Consider the shortest path from $s$ to $t$, $s, v_1, v_2, \dots, v_k, t$. This path consists of at most $|V|-1$ edges, because repeating a vertex in a shortest path is always a bad idea (or at least there is a shortest path which does not repeat vertices), if we do not have negative weight cycles.
In round one, we know that the edge $(s, v_1)$ will be relaxed, so the distance estimate for $v_1$ will be correct after this round. Note that we have no idea what $v_1$ is at this point, but as we've relaxed all edges, we must have relaxed this one as well. In round two, we relax $(v_1, v_2)$ at some point. We still have no idea what $v_1$ or $v_2$ are, but we know their distance estimates are correct.

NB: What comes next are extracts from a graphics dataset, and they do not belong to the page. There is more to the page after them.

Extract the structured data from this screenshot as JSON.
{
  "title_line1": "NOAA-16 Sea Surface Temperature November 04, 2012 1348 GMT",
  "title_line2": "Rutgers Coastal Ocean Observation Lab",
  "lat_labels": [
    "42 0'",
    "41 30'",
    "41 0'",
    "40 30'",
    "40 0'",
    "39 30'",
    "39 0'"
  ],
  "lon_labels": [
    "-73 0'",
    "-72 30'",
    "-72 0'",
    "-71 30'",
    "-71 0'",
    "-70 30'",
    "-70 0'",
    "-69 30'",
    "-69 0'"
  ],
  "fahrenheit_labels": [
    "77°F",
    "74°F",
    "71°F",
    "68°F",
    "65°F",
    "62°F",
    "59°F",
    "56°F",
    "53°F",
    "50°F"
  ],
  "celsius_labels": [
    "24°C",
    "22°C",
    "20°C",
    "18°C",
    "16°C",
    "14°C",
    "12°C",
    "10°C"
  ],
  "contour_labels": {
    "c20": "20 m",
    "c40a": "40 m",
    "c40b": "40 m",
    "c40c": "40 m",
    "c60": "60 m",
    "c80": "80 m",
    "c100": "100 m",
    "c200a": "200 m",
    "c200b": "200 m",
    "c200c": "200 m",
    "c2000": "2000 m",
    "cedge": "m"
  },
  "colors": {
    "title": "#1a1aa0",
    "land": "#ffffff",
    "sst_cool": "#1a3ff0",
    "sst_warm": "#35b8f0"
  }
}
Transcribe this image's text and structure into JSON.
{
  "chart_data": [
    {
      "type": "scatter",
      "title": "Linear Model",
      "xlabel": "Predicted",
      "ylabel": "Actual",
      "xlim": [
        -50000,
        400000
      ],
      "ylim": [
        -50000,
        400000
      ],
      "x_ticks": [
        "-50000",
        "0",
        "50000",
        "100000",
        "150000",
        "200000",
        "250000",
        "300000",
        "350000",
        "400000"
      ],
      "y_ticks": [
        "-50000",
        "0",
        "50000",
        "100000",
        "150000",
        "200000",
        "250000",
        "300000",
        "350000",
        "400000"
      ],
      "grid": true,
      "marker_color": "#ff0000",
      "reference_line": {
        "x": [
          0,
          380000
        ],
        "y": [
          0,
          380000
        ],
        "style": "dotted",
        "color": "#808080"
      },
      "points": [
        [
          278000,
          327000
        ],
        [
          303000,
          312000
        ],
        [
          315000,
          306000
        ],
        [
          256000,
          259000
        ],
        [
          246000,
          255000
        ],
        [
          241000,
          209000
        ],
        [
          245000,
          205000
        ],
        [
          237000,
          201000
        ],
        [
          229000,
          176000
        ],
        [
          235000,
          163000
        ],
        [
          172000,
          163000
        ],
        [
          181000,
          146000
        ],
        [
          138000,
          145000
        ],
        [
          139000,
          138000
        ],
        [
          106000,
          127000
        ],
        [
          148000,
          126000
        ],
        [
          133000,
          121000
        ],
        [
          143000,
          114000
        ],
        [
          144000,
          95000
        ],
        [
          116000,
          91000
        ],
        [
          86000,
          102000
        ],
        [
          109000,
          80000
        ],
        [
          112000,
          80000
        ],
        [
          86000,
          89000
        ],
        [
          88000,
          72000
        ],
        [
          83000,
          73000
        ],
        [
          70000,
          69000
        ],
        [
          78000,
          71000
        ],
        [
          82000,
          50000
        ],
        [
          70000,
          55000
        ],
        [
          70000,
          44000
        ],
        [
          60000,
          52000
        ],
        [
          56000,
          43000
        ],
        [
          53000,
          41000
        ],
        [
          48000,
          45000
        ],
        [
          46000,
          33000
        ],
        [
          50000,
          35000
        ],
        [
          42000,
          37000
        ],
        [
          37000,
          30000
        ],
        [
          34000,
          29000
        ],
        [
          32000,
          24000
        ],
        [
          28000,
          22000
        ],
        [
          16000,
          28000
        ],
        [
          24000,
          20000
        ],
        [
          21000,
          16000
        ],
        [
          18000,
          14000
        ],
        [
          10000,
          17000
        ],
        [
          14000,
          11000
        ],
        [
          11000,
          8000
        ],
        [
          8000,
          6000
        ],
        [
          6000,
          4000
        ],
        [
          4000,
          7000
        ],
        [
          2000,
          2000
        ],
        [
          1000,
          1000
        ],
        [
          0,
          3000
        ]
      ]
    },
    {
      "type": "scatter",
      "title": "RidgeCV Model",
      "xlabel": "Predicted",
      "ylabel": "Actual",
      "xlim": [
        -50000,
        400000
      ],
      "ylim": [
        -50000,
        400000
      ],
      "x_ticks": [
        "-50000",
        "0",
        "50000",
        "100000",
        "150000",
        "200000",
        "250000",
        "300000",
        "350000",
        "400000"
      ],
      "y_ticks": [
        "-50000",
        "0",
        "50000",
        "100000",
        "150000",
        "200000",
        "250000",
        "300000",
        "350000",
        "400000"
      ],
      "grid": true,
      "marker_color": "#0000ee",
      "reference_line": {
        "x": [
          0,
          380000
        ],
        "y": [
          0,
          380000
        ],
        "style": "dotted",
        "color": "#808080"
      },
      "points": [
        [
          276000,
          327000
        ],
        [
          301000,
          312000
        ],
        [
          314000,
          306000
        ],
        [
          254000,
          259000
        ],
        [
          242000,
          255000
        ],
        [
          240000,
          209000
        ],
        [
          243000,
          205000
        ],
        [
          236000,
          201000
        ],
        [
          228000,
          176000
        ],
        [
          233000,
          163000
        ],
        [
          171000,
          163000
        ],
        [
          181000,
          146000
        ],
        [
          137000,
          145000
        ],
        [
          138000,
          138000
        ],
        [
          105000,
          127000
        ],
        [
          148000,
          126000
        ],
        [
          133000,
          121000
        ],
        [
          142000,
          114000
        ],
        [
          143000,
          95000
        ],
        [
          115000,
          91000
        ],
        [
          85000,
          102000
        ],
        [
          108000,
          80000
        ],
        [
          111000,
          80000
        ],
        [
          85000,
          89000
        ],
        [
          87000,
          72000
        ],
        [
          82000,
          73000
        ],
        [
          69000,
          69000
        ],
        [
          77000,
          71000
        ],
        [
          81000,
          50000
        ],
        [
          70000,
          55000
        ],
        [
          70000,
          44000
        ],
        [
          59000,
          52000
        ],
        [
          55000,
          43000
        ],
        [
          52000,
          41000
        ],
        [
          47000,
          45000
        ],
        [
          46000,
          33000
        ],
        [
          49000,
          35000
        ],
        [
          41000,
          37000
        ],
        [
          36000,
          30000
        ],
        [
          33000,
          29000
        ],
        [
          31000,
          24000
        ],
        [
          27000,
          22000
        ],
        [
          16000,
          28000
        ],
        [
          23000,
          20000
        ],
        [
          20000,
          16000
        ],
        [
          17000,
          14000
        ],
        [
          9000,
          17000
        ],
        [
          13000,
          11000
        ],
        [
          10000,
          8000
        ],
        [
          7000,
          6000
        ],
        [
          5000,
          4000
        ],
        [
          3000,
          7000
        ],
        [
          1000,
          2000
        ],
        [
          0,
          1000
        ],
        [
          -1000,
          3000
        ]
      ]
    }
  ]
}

Repeating this, after some round $k+1$, we have relaxed $(v_k, t)$, after which the distance estimate for $t$ is correct. We have no idea what $k$ is until the entire algorithm is over, but we know that it will happen at some point (assuming no negative weight cycles).
So, the crucial observation is that after round $i$, the $i$-th node of the shortest path must have its distance estimate set to the correct value. As the path is at most $|V|-1$ edges long, $|V|-1$ rounds suffices to find this shortest path. If a $|V|$th round still changes something, then something weird is going on: all paths should already be 'settled' to their final values, so we must have the situation that some negative weight cycle exists.